Epidemiology of Treated Epilepsy in New Zealand Children: A Focus on Ethnicity

Background and Objectives

To determine the period prevalence and incidence of treated epilepsy in a New Zealand pediatric cohort with a focus on ethnicity and socioeconomic status.


This was a retrospective cohort study. The New Zealand Pharmaceutical Collection database was searched for individuals ≤18 years of age dispensed an antiseizure medication (ASM) in 2015 from areas capturing 48% of the New Zealand pediatric population. Medical records of identified cases were reviewed to ascertain the indication for the ASM prescription. Population data were derived from the New Zealand 2013 Census.
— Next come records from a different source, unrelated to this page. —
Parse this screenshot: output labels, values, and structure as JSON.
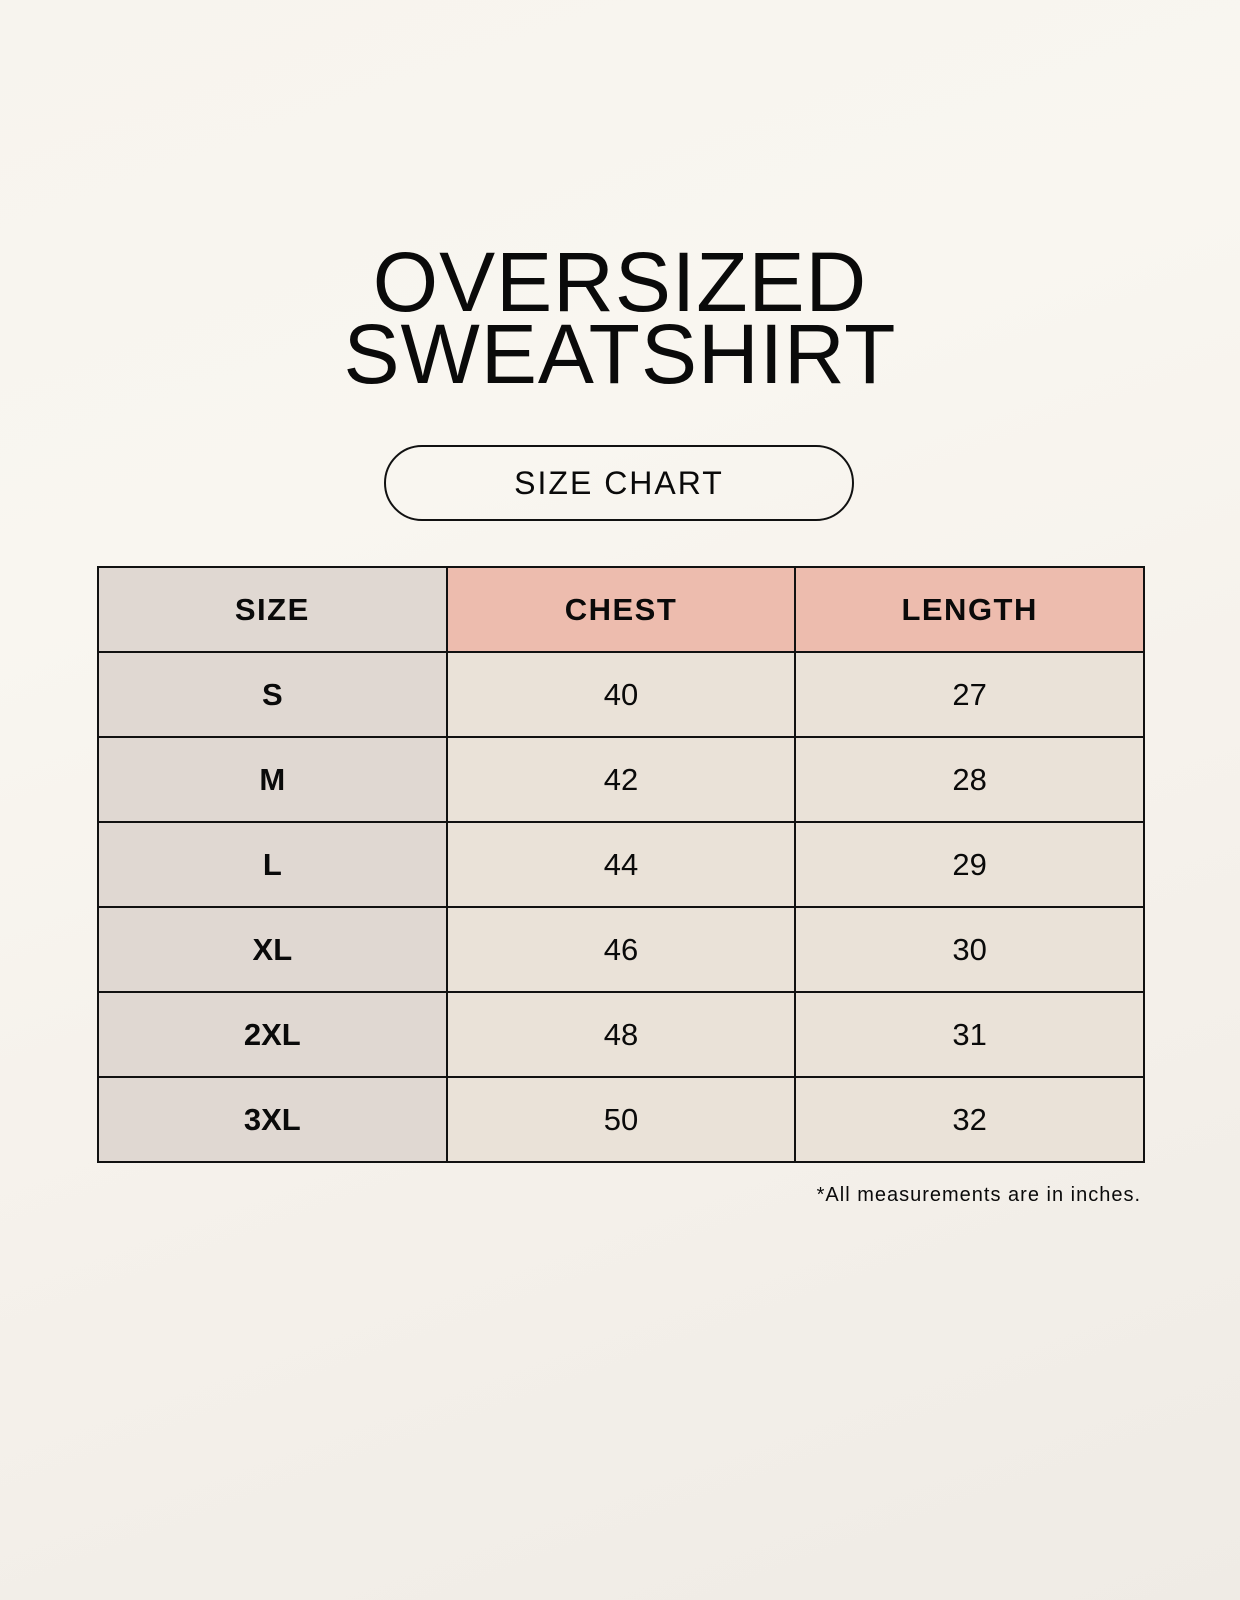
{
  "title_lines": [
    "OVERSIZED",
    "SWEATSHIRT"
  ],
  "subtitle": "SIZE CHART",
  "table": {
    "headers": [
      "SIZE",
      "CHEST",
      "LENGTH"
    ],
    "rows": [
      [
        "S",
        "40",
        "27"
      ],
      [
        "M",
        "42",
        "28"
      ],
      [
        "L",
        "44",
        "29"
      ],
      [
        "XL",
        "46",
        "30"
      ],
      [
        "2XL",
        "48",
        "31"
      ],
      [
        "3XL",
        "50",
        "32"
      ]
    ]
  },
  "footnote": "*All measurements are in inches.",
  "colors": {
    "size_column": "#e0d8d2",
    "header_accent": "#edbcae",
    "cell": "#eae2d8"
  }
}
A total of 3,557 ASMs were prescribed during 2015 in 2,594 children, of whom 1,717 (66%) children had epilepsy. An indication for prescription was ascertained for 3,332/3,557 (94%) ASMs. The period prevalence of treated epilepsy was 3.4 per 1,000 children. Children in the most deprived areas had 1.9 times the rate of treated epilepsy (95% confidence interval [CI] 1.6–2.2) as those from the least deprived areas. Prevalence was similar for most ethnic groups (European/other: 3.7, 95% CI 3.4–3.9; Pacific Peoples: 3.6, 95% CI 3.2–4.1; Māori: 3.4, 95% CI 3.1–3.8) apart from Asians, who had a lower prevalence of 2.3 per 1,000 (95% CI 2.0–2.6). However, when adjusted for socioeconomic deprivation, the prevalence of epilepsy was highest in European and similar in Māori, Pacific, and Asian children.


This is the largest pediatric epidemiology epilepsy study where diagnosis of epilepsy was confirmed by case review. This is the first study to provide epidemiologic information for pediatric epilepsy in Māori and Pacific children.